"Oh, there you are, my ambitious young friend!" said the duke, as he saw him come in.
"My only ambition has been to do my best to second your efforts, Monseigneur," said Gabriel.
"Oh, from that point of view you have shown no ambition at all," rejoined Le Balafré (we may henceforth give the duke that name, or, more properly speaking, that title). "I call you ambitious, Gabriel," he continued playfully, "because of the innumerable extravagant requests you have made upon me; and upon my word I am not sure that I can satisfy you."
"I based them rather upon what I knew of your benevolence than upon my own poor merits," said Gabriel.

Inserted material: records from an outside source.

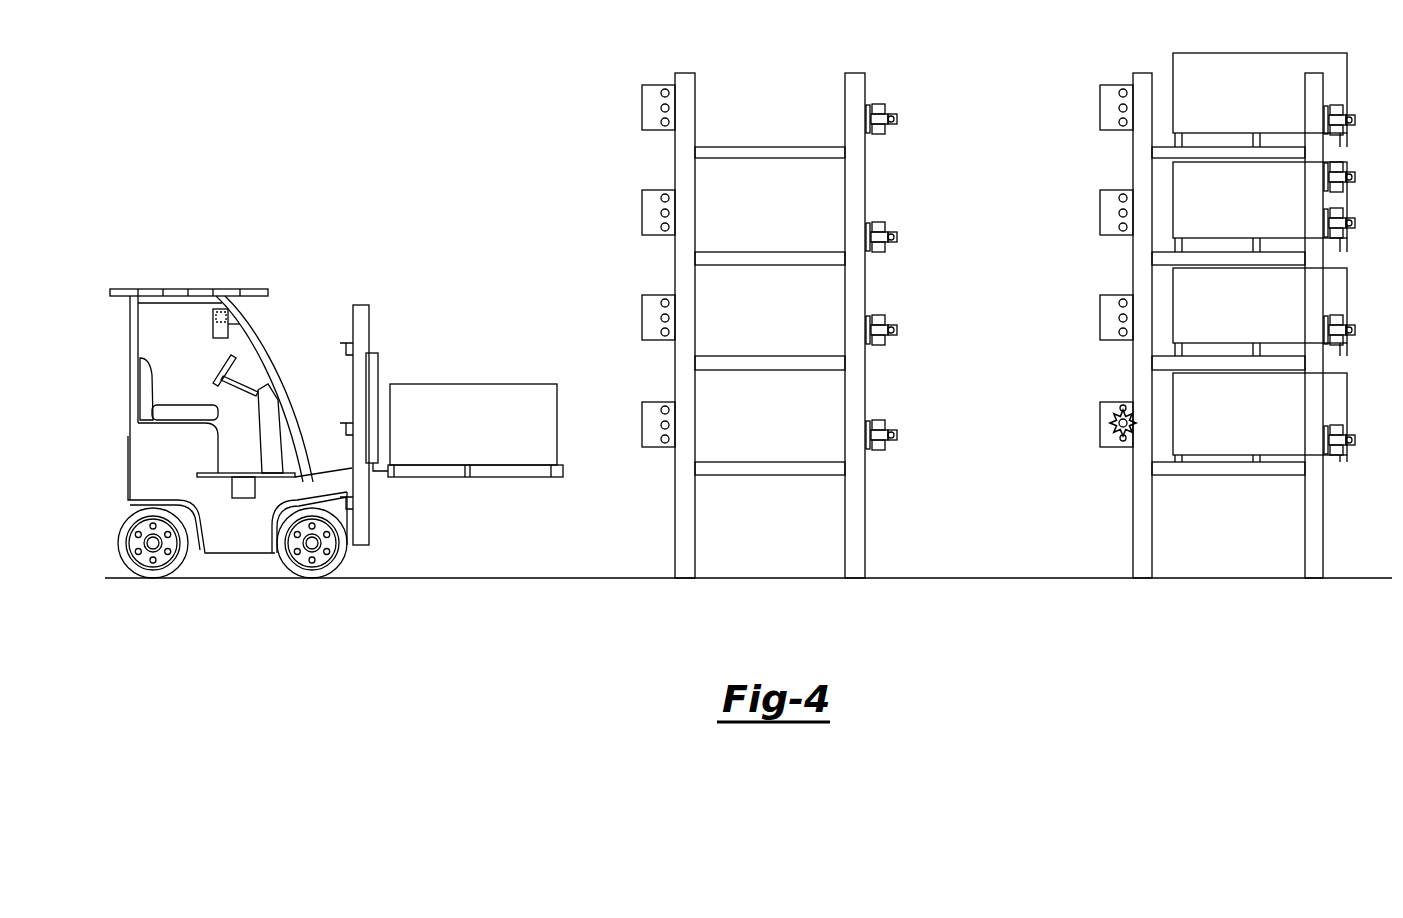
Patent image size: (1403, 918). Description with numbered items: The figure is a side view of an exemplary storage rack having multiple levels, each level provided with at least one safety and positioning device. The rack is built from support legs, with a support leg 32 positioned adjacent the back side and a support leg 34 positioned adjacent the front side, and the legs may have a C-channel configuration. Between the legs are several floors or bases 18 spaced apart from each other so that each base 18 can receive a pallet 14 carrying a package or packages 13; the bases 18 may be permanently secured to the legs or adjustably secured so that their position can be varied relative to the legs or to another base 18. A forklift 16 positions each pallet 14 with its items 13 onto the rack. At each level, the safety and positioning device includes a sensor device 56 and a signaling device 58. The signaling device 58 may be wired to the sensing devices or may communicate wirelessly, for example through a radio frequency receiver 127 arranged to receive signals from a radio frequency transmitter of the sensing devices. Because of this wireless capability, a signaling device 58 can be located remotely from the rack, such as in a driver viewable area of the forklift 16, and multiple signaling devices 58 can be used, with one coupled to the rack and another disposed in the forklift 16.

The items 13 is at (452, 384).
The pallet 14 is at (437, 477).
The forklift 16 is at (186, 288).
The base 18 is at (773, 152).
The support leg 32 is at (867, 548).
The support leg 34 is at (673, 548).
The sensor device 56 is at (893, 90).
The signaling device 58 is at (216, 342).
The radio frequency receiver 127 is at (224, 294).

"You have a very high opinion of my benevolence, then," said the Duc de Guise, with mild raillery. "I leave it to you, Monsieur de Vaudemont," he continued, turning to a gentleman seated beside his bed, who had just come to visit him,—"I leave it to you to say if any one should be allowed to present such paltry requests to a prince."
"Consider that I erred in what I said, then, Monseigneur," Gabriel responded, "and that I based my requests upon my own merits and not upon your benevolence."
"Another blunder!" cried the duke; "for your gallantry is a hundred times beyond my power to recompense. Now just listen for a moment, Monsieur de Vaudemont, and let me tell you of the unprecedented favors which Monsieur d'Exmès asks at my hands."
"I venture to predict, Monseigneur," said the Marquis de Vaudemont, "that they are sure to be absurdly small, both in proportion to his merit and your power. However, let me hear them."
"In the first place," continued the duke, "Monsieur d'Exmès asks me to take back to Paris with me the little band of volunteers whom he enlisted at his own expense and for his own purpose, but meanwhile to make such use as I please of them. He reserves only four men to serve as his own suite on his journey to Paris. And these brave fellows, whom he thus lends to me under pretense of recommending them to me, are no others, Monsieur de Vaudemont, than the incarnate fiends who accompanied him in that marvellous escalading expedition which ended in the capture of the impregnable Risbank fort. Well, which of us renders the other a service in this transaction, Monsieur d'Exmès or myself?"
"I must confess that Monsieur d'Exmès does," said the Marquis de Vaudemont.